A recipient’s nonhighly compensated work force is the aggregate number of individuals who are not highly compensated ( Q 3930) but who are common law employees of the recipient and have performed services for the recipient on a substantially full-time period of at least one year or who are leased employees with respect to the recipient. 11

A money purchase pension plan of a leasing organization is not qualified if it covers any individuals who are leased by the leasing organization to the recipient but who are not themselves employees of the leasing organization. That is because the plan would not meet the “exclusive benefit” rule ( Q 3839).12






1.  IRC § 414(n)(1).

2.  IRC § 414(n)(2).

3 Burrey v. Pacific Gas & Elec. Co., 1998 U.S. App. Lexis 26594 (9th Cir. 1998); General Explanation of Tax Legislation Enacted in the 104th Congress (JCT-12-96), p. 173 (the 1996 Blue Book).

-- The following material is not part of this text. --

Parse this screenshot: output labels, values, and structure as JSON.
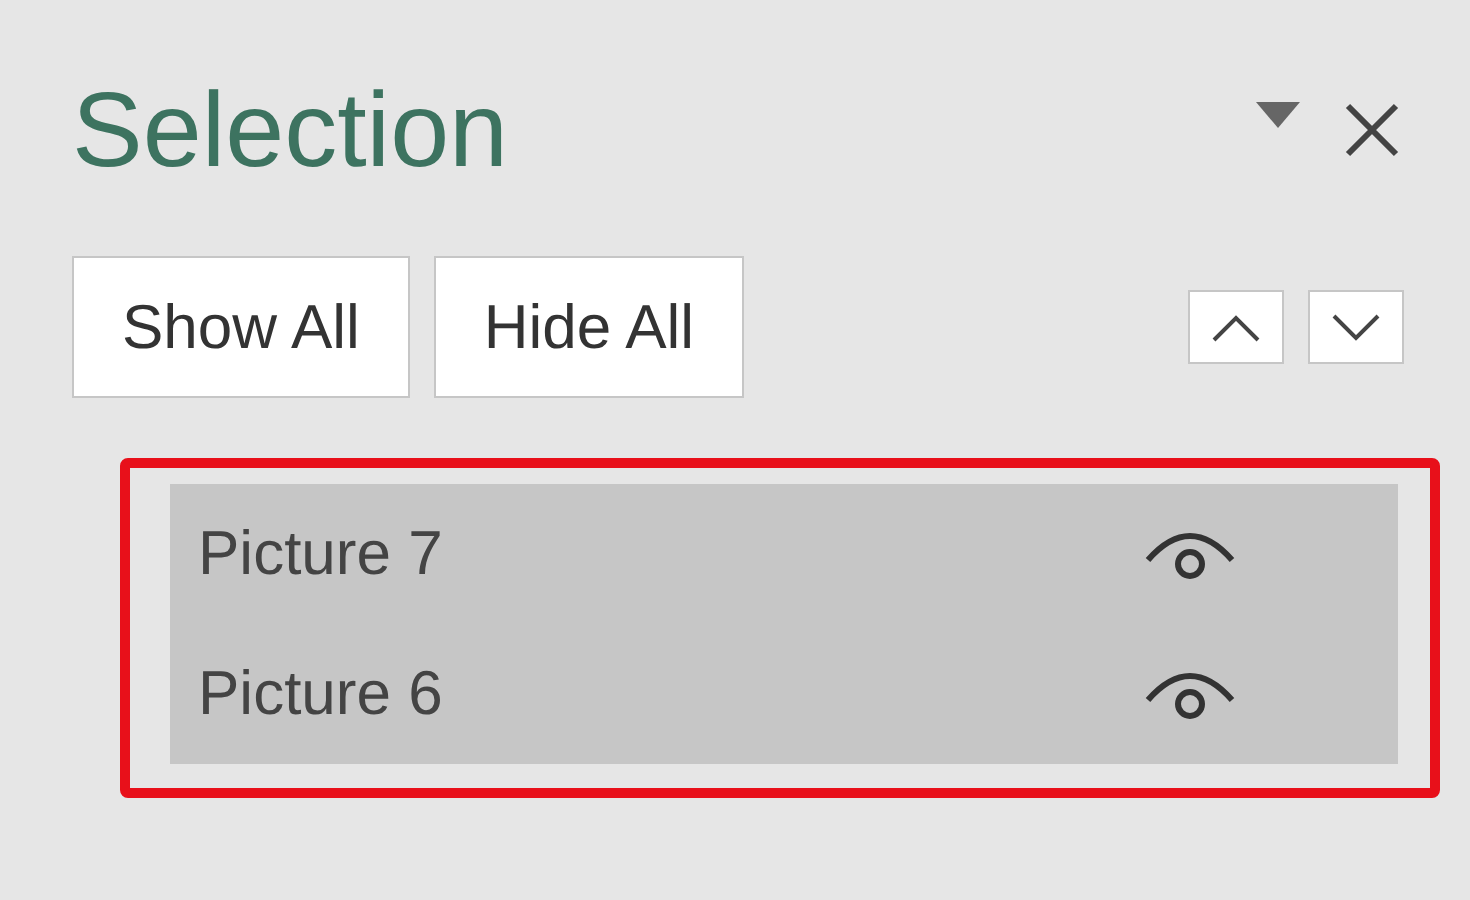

4 See Abraham v. Exxon Corp., 85 F.3d 1126 (5th Cir. 1996); Bronk v. Mountain States Tel. & Tel., Inc., 140 F.3d 1335 (10th Cir. 1998), aff’d, 2000 U.S. App. LEXIS 14677 (10th Cir. 2000).

5 1984-2 CB 469, A-14.

6 140 F.3d 1335 (10th Cir. 1998).

7 IRC § 414(n)(6)(B).

8 IRC §§ 414(n)(6)(A), 414(a)(3).

9 IRC § 414(n)(5).

10 IRC § 414(n)(2). See Burnetta v. Comm., 68 TC 387 (1977), acq. 1978-2 C.B. 1.

11   IRC § 414(n)(5)(C)(ii).

12 See Professional & Executive Leasing, Inc. v. Comm., 89 TC 225 (1987), aff’d, 862 F.2d 751 (9th Cir. 1988).